L358 26010 TWENTIETH-CENTURY AMERICAN FICTION
Jessica Luck

1:00p-2:15p TR (30 students) 3 cr. A&H.

TOPIC: "Minds of Modernism"

This course will focus on the changing representations of human consciousness in American fiction through the twentieth century. The Romantic notion of an essential, stable, autonomous consciousness took a beating during this period from new theories in philosophy and psychology about what consciousness is made of and how it is affected by the world around it. Human consciousness was determined by economic forces, or rooted in the uncontrollable desires of the unconscious; some Americans had a double- consciousness; consciousness was understood as a stream, or as a product of language. Indeed, the evolution of twentieth century Western thought arguably embodies a journey toward the death of consciousness altogether. Yet during the same period, the individual was being heralded as an end in him- or herself: the self- reliant, self-made American. We will explore how these contradictory forces richly manifest themselves in the formal experimentation of modern texts, in the fictional minds we encounter there, and in our own (post?)modern minds. Throughout the course, our study will be supplemented by theorists who effected and explored the transformations of modern consciousness in the twentieth century, such as Karl Marx, Sigmund Freud, William James, W.E.B. Dubois, Simone de Beauvoir, Michel Foucault, and Frederic Jameson.

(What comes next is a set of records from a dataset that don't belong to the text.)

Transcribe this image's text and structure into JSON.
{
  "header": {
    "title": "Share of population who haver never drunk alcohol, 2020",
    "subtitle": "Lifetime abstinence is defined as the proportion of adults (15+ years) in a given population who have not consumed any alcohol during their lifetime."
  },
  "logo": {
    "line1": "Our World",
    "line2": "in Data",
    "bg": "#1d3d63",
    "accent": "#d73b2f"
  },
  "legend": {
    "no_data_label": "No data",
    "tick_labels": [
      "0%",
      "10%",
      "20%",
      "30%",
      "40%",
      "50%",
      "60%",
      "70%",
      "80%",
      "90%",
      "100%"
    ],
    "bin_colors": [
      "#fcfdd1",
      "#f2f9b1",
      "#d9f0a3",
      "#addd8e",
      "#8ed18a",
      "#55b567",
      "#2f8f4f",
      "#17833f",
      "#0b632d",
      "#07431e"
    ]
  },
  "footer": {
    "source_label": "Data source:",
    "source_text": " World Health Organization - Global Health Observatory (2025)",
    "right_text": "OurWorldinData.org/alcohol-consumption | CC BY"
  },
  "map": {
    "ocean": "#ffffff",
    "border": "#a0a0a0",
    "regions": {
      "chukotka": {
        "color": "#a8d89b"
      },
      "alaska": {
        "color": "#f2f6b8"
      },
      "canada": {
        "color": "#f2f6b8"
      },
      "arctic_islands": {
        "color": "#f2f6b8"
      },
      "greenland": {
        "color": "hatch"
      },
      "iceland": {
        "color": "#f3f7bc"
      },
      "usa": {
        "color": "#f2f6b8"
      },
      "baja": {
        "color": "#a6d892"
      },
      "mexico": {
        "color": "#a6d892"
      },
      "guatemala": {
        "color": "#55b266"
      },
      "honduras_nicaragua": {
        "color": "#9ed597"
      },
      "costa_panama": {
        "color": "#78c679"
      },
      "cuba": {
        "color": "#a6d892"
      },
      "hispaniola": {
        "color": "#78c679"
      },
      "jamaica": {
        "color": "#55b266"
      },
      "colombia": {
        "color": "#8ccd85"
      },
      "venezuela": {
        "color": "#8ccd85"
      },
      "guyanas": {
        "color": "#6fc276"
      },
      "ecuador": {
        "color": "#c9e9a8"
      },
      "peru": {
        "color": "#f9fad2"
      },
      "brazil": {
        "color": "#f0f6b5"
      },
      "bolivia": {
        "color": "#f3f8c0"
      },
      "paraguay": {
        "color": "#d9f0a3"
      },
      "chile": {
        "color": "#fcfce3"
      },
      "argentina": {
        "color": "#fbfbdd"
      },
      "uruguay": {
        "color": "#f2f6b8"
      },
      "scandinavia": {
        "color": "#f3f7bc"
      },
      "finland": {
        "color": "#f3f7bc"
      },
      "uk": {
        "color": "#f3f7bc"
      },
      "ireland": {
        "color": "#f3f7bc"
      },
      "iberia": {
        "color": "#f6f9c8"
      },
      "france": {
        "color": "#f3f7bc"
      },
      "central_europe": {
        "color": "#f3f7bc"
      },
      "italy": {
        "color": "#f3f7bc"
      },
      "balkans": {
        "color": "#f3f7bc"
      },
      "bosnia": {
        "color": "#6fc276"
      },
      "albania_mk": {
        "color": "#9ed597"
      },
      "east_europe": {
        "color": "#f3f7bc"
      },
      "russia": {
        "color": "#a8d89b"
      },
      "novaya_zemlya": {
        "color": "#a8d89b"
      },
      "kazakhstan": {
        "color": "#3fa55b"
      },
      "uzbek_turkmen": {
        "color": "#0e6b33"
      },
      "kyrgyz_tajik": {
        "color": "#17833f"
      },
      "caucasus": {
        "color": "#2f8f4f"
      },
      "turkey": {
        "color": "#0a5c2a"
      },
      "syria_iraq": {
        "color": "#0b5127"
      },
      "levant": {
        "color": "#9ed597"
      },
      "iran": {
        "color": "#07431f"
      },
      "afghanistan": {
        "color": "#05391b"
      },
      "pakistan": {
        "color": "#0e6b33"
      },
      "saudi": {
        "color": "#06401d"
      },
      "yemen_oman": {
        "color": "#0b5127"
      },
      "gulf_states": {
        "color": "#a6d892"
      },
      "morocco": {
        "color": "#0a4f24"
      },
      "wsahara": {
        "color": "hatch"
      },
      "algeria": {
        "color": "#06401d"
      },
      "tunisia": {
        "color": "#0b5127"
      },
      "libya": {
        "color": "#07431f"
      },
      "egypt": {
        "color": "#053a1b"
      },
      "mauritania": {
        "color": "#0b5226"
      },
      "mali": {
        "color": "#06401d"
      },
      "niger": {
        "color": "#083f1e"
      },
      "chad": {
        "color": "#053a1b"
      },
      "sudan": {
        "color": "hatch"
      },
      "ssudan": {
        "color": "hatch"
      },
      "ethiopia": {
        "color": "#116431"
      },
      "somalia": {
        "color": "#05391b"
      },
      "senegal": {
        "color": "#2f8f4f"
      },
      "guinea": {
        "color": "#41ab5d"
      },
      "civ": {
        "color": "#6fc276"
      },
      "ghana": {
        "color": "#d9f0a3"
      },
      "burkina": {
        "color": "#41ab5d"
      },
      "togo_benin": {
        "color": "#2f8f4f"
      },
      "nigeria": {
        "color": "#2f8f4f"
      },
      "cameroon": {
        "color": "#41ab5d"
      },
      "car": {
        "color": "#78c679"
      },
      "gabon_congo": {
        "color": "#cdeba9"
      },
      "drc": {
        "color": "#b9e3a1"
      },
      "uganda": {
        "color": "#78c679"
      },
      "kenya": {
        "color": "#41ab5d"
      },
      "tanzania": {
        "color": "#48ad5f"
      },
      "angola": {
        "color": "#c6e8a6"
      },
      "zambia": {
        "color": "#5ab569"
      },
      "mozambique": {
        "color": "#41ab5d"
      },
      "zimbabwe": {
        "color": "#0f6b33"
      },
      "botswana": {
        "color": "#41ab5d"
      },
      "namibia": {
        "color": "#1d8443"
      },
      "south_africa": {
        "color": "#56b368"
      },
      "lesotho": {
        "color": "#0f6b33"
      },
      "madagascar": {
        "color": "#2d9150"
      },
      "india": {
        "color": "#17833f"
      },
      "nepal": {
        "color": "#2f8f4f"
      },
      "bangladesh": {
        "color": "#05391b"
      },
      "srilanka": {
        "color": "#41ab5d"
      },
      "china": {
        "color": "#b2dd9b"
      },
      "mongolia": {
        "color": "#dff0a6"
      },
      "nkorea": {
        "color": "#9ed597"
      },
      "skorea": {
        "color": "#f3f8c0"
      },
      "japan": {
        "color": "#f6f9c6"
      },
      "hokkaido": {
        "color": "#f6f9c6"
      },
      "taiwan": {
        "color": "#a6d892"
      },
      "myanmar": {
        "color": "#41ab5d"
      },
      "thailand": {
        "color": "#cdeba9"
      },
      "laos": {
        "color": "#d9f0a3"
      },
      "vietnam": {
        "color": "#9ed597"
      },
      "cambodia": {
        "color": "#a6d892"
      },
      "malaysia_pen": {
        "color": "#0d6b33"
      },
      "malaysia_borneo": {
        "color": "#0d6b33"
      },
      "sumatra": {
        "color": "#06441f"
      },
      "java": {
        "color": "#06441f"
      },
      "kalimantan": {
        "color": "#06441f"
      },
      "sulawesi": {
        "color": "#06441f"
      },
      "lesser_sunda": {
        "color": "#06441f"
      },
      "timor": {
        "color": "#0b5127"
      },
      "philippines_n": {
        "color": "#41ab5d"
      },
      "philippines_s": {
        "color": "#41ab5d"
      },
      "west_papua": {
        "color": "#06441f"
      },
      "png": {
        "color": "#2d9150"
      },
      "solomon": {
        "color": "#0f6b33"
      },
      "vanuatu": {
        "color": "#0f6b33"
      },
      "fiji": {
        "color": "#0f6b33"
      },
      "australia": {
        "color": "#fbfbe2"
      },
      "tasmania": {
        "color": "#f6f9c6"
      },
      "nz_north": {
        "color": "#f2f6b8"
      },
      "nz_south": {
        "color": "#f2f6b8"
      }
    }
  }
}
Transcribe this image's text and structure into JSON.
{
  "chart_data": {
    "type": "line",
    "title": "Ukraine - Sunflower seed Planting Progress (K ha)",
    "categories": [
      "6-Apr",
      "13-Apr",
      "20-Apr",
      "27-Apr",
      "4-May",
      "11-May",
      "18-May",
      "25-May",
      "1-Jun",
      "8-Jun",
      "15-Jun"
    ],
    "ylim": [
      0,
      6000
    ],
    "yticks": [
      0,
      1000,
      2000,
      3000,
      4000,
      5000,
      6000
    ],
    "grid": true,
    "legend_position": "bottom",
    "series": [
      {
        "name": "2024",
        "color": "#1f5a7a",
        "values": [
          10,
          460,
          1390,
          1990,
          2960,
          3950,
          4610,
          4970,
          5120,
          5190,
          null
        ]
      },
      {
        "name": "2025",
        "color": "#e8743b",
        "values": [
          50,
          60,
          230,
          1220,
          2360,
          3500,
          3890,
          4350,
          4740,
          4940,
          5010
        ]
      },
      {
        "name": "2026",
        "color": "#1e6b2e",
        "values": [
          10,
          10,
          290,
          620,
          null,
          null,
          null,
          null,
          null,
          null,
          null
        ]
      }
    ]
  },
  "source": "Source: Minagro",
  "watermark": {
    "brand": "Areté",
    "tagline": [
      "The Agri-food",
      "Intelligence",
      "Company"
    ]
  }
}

Texts will likely include the following: William Faulkner, The Sound and the Fury; Gertrude Stein, “Melanctha”; Zora Neale Hurston, Their Eyes Were Watching God; Nella Larsen, Passing; F. Scott Fitzgerald, The Great Gatsby; John Updike, Rabbit, Run; Thomas Pynchon, The Crying of Lot 49; Don DeLillo, Americana; and short fiction by Theodore Dreiser, Flannery O’Connor, Katherine Anne Porter, John Barth, and Ronald Sukenick. Assignments will include one short close reading of 3-4 pages, one longer analysis of 6-8 pages, an annotated bibliography and class presentation on the secondary criticism of a text of your choice, unannounced quizzes over course readings, and a final exam.